NASSCO began building commercial cargo ships in 1959, eventually including large cargo ships and Alaska-class oil tankers. Its most famous commercial ship was the Exxon Valdez tanker, which completed construction at NASSCO in 1986, and in 1989 returned to NASSCO for repairs after its accident and oil spill in Alaska. In December 2012 the company signed a contract to build two 764 ft container ships powered by liquefied natural gas (LNG). When completed they will be the largest LNG-powered ships of any kind in the world.

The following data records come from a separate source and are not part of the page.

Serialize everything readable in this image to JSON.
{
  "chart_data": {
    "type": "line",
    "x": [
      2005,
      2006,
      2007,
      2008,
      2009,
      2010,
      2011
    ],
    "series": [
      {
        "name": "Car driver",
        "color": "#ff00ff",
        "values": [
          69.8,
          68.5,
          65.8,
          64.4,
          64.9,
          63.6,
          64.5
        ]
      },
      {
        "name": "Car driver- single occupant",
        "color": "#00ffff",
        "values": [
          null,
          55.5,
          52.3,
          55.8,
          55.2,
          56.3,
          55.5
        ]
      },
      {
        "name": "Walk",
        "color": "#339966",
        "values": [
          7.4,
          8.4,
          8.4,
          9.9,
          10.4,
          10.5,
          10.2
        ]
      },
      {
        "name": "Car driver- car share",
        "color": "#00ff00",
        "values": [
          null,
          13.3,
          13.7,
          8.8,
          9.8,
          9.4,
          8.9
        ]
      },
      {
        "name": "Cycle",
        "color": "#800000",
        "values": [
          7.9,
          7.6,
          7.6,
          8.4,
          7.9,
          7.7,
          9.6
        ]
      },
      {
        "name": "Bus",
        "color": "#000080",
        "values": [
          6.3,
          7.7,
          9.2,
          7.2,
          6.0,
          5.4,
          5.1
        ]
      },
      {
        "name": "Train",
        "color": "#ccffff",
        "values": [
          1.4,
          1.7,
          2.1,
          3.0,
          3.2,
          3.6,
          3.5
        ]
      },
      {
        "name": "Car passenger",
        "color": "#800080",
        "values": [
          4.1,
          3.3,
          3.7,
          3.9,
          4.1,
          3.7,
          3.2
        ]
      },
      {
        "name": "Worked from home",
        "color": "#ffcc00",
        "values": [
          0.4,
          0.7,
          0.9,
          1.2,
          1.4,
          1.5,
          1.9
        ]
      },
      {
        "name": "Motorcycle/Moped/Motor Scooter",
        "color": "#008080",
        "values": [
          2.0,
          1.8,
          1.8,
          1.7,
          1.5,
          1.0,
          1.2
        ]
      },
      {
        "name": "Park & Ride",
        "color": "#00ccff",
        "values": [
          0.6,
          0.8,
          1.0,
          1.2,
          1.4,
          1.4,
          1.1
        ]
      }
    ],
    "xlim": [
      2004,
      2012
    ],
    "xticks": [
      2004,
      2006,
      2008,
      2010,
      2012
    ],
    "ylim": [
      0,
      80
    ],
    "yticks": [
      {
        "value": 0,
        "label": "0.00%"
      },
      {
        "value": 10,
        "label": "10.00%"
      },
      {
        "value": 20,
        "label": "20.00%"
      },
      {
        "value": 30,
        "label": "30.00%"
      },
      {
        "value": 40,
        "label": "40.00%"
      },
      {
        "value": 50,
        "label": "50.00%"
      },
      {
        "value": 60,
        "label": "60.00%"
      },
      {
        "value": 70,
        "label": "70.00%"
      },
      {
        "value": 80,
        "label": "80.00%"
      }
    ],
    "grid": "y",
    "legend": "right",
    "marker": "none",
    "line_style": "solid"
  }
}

Beginning in the 1990s the company won Navy contracts to build AOE-10 support ships, strategic sealift ships, and TOTE Orca-class trailerships. Additional Navy contracts awarded during the 2000s included maintenance of the San Diego–based USS Ticonderoga (CG-47) and USS Spruance (DD-963) warships. In 2001 the Navy awarded NASSCO its largest order in company history, to build the Lewis and Clark-class dry cargo ships (T-AKE), a 14-ship program with a contract value of $3.7 billion. The company has a contract to build at least three Mobile Landing Platform ships, a new class of ship for the U.S. Navy. Construction on the first vessel began in July 2011 and the keel was laid for the second in December 2012. In 2016, Matson, Inc ordered two Kanaloa-class freighters, to be delivered near the end of the decade.
In 2018, NASSCO began its largest contract to build up to 20 John Lewis class T-AO's.
From 2021-2026, NASSCO accomplished the first, second, and third SEWIP modernizations and upgrades to DDG-91, DDG-93, and DDG-95.